I lived the first fifteen years of my life in Texas. I didn’t realize until I moved to another state how much people and customs vary from region to region. I have lived in four U.S. states in my life, and they all have a distinct culture. I’ve had to adjust to each one in turn, but the funny thing is that I have to readjust every time I return to Texas. Old, familiar things can surprise me by feeling old and familiar and resurrecting memories from days that seem lifetimes removed from the present.
I have loved everywhere I have lived, but I think I love Texas best. And though I did not live in Central Texas until adulthood, it feels more like home than anywhere else. Even so, I had to readjust my attitudes and expectations when I moved back from New York.
When I lived in New York, I had a pretty strong sense of identity: I was the guy from Texas. I was the one with the University of Texas Longhorns baseball cap. I was the one who sneered at the stuff that passed for Tex-Mex cuisine on Long Island. I was the one who said y’all so naturally that hardly anyone noticed. I was, at any given time, the most patient person in the room by far. I was the one who knew what a sky full of stars looks like. I was the one who had driven a tractor, ridden a horse, milked a goat, and eaten truly fresh beef.
I guess I’m still all or most of those things, but it doesn’t mean as much here. Everyone in Austin is from Texas, or at least lives in Texas. My UT cap is one of a million that grace the heads in this city, and it gets lost in the sea of burnt orange paraphernalia that has grown even larger since we beat USC 41–38 in the final minute of the national championship. People here actually have a lifetime of experience with authentic Tex-Mex food. Everyone says y’all except for the transplanted northerners, and even some of them say it. I am no longer even in the running for the most patient or slowest-talking person in the room.

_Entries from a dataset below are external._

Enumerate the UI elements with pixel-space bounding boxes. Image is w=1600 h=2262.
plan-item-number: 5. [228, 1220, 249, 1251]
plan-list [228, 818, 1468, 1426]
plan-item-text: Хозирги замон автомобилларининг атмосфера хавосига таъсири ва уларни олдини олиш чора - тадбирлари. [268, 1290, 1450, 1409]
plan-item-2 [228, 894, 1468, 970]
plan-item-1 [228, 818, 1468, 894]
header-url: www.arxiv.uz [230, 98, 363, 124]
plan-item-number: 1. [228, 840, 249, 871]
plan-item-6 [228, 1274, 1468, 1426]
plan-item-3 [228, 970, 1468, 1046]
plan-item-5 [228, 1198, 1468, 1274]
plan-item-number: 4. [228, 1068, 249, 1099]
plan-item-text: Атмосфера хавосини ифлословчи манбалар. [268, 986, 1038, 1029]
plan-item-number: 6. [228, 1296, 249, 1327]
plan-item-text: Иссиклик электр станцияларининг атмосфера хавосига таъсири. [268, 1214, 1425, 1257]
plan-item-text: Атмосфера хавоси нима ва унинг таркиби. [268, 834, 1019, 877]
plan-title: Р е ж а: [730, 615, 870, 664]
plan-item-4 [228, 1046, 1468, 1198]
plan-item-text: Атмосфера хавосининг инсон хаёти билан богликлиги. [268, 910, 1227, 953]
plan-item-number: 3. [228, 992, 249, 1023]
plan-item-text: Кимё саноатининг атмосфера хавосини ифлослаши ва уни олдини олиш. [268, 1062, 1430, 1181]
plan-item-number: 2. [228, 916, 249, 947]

New Yorkers, and probably the rest of the country as well, make fun of Texans for all those things. I think they don’t realize that Texans make fun of them for their irrationally hectic pace of life, the weird things they say (like you guys even when they’re not talking to guys), and their tendency to prefer concrete over grass and their $1,500-a-month efficiency apartments over affordable acreage.
Mrs. Happy and I attended the university-wide graduation ceremony at UT this past weekend. The orchestra played a medley called Songs of Texas. One of the songs in the medley was Deep in the Heart of Texas. In the old movie Pee-wee’s Big Adventure, Pee-wee Herman phones his girlfriend while in San Antonio and proves to her that he’s in Texas by leaning out of the phone booth and singing “The stars at niiight Are big and briiight…”. Everyone within earshot of the phone booth claps four times in rhythm and sings “Deep in the Heaaart of Texas.” I would not be surprised if that worked in real life. Nearly everyone in the graduation audience (including me) clapped at the appropriate times, though we didn’t sing back at the orchestra. That would never happen in New York. I would be the only one clapping, and people would look at me like I had ten heads, but at least I would have a more distinct identity.